BVR Subbu and the Santro are both extremely important bits of Indian automotive history and folklore. On the face of it, the little Santro didn’t look like it was headed for success when it was showcased back in September 1998. In fact, as Subbu says, “most didn’t give it a snowball’s chance in hell.” The design was unconventional to say the least, the company was unknown and the Koreans who first came to India knew almost nothing of the market. This then is the story of the Santro, from the inside, from the man who did more than any other to make it a success. And it is a fascinating story, told with tremendous passion and, it must be said, respect for his Korean colleagues.
Subbu starts off with some very interesting revelations about the Indian car industry in chapter 1 or ‘The world as it was then’. Oh no, I said, history lesson, but it isn’t. Stick with it, there are some real eye-openers here. Stuff like how Mercedes-Benz penned the first Indica, how Tata Motors almost started its car-production journey with Audi’s DKW 900, how Maruti went into liquidation in 1977 and how Tata Motors, in 1986, took the dimensions of the Honda City from Autocar (UK) and built a test mule!
Then starts the best part of the book, where you, the reader, get a seldom-seen insight into how the Santro was turned from an unattractive but well-engineered car into a sales success. Subbu’s memory, field of vision and clear definition of the battlefield paint a vivid picture. Some highlights include how the styling was changed for India, how he emphasised the need for a larger and more powerful engine by demonstrating what he called ‘the Peddar Road Syndrome’ (where a loaded car has to power up a long slope in a city like Mumbai), how the performance of the air-con unit was bumped up to meet the demands of Indian car buyers and how Hyundai contributed to the Army Wives Welfare Association during the launch of the car.
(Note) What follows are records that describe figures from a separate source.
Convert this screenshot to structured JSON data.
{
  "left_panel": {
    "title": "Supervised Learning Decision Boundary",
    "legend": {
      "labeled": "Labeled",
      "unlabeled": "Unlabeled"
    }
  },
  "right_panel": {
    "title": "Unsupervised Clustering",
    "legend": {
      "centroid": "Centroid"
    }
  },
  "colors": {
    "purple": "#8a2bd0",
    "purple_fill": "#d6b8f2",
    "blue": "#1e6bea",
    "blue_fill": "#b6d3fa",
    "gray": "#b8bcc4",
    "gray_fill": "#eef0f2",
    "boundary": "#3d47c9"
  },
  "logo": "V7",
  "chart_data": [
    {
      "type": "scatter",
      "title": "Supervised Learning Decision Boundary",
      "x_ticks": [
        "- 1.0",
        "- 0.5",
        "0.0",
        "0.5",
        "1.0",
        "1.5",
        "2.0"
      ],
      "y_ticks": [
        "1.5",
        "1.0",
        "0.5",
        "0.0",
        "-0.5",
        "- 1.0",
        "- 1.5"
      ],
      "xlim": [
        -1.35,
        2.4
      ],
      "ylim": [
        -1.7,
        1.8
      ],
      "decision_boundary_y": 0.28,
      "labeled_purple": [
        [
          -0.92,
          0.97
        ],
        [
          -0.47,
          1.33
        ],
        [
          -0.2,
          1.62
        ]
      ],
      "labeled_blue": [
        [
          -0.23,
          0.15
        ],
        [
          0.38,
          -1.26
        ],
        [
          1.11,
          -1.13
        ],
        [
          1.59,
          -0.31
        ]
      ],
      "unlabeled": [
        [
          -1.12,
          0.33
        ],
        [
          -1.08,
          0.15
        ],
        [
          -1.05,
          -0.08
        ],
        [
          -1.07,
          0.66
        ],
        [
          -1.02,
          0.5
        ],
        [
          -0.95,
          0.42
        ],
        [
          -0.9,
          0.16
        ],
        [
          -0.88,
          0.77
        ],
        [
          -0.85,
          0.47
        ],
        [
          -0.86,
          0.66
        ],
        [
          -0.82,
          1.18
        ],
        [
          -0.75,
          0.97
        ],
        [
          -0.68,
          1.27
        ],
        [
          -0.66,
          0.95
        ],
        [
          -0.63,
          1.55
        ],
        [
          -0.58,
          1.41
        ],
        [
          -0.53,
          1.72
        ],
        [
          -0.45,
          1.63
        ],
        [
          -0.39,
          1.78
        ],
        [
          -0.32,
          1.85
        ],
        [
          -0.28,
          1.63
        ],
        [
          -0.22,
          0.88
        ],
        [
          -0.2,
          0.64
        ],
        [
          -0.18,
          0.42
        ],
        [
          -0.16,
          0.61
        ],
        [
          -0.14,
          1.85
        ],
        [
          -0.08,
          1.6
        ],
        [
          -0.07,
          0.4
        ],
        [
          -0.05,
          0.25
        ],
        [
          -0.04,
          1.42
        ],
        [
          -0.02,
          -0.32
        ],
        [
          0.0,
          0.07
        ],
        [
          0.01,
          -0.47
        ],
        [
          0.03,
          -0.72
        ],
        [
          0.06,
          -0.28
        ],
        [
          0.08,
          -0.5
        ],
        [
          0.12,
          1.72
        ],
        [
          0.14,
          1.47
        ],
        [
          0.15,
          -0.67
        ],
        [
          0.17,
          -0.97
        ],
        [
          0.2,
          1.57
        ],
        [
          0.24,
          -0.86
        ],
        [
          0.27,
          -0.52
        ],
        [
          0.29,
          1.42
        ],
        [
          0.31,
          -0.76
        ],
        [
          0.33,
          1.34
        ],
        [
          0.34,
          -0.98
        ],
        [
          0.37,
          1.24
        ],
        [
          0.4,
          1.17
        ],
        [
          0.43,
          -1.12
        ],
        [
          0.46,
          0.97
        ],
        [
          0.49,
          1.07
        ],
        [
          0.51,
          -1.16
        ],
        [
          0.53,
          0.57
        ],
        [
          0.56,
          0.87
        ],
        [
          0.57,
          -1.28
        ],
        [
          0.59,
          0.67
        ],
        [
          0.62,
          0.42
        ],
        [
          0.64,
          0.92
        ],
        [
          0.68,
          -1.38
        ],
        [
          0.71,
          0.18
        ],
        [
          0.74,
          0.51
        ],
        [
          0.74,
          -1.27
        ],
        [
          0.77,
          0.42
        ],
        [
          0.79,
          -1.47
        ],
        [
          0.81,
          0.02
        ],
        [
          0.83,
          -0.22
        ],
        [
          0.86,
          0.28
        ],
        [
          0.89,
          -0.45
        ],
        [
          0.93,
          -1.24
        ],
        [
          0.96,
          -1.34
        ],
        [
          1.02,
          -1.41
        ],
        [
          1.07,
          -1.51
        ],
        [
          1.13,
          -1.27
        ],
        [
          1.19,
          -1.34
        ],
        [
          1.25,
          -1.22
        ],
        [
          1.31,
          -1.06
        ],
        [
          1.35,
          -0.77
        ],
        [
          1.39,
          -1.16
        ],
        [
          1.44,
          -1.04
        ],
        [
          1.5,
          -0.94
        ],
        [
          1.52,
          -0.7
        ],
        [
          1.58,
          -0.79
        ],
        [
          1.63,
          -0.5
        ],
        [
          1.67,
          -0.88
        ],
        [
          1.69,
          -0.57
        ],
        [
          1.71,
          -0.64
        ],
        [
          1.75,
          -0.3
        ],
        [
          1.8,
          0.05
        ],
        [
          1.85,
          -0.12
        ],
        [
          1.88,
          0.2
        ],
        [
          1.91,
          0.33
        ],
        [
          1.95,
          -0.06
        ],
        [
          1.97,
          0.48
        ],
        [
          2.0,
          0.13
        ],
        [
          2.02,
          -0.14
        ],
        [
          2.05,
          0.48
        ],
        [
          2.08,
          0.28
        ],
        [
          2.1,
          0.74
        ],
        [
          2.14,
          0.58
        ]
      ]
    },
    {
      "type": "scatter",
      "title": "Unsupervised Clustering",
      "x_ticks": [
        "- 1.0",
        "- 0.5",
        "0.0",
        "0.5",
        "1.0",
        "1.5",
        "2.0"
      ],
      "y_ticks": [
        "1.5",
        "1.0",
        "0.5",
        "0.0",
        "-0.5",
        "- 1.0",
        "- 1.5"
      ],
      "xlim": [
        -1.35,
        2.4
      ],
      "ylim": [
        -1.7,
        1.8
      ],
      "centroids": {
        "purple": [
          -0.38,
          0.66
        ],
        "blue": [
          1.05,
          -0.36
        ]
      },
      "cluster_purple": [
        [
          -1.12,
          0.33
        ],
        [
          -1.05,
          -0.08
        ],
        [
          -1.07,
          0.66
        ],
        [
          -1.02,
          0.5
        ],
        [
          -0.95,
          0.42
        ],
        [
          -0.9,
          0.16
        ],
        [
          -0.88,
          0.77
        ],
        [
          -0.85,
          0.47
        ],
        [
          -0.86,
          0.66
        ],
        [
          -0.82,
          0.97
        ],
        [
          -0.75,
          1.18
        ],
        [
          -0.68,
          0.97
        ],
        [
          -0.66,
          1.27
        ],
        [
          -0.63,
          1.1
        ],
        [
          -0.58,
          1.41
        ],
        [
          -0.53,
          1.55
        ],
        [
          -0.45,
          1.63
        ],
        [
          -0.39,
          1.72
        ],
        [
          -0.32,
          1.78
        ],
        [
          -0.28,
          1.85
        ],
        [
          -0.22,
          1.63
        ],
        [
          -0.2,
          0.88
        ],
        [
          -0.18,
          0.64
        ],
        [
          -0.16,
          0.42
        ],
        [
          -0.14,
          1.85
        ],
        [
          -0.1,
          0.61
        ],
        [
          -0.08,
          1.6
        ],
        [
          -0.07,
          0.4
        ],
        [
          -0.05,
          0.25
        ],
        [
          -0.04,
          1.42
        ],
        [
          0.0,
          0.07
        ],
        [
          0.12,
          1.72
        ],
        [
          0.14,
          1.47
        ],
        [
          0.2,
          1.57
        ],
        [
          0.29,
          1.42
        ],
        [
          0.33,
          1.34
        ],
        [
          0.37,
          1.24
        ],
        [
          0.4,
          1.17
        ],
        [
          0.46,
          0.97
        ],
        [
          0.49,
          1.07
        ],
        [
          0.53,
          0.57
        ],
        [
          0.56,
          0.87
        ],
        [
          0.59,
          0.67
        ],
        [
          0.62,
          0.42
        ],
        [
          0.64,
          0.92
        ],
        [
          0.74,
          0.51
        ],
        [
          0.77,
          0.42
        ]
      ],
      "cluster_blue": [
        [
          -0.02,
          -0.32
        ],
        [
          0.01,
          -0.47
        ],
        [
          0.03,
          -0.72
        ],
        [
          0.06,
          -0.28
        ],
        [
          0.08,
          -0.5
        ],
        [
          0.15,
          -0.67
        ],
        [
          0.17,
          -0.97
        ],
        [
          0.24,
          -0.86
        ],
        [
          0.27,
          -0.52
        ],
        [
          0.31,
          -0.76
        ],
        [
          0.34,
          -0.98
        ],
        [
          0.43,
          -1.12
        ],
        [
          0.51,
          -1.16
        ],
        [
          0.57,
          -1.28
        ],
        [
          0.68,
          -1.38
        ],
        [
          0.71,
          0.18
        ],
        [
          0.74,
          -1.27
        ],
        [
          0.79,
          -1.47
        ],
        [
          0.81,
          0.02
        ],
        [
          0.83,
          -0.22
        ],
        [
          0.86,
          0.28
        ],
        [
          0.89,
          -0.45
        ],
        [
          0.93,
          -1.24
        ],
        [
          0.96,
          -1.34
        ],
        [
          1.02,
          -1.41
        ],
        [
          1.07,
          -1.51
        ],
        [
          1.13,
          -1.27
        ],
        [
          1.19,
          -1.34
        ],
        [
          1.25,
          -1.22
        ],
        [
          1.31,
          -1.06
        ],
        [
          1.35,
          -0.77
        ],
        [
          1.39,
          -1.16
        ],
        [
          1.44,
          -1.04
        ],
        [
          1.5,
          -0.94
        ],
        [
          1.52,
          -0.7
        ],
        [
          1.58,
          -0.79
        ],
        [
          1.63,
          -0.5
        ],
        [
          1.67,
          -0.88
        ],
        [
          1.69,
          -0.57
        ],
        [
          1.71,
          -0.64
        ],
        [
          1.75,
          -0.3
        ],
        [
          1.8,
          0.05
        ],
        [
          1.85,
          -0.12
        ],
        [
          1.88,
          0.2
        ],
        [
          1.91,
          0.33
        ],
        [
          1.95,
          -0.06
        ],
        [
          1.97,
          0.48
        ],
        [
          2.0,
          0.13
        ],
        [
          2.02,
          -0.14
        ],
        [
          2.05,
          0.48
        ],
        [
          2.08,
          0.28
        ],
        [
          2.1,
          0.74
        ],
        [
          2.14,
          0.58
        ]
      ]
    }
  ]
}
Subbu often quotes Mao, quite effectively, draws parallels with military strategy and explains his approach and solution to a problem by often going back to his days in Tata Motors, who he says “taught him everything he knows”; something I’ve often heard him say in person.
And then there’s how he turned the introduction of Euro-II emission norms into a showcase of the Santro engine’s technical sophistication.
Subbu has also dedicated a lot of space to how Shah Rukh Khan was convinced to be Hyundai’s brand ambassador, with a fascinating insight into the man, his approach and why and how he played his part in the Santro success story.
It’s clear from the book that Subbu thoroughly enjoyed his Hyundai journey and it is clear he enjoys telling the Santro story too. A must read if you are interested in the Indian car industry, and what makes it tick.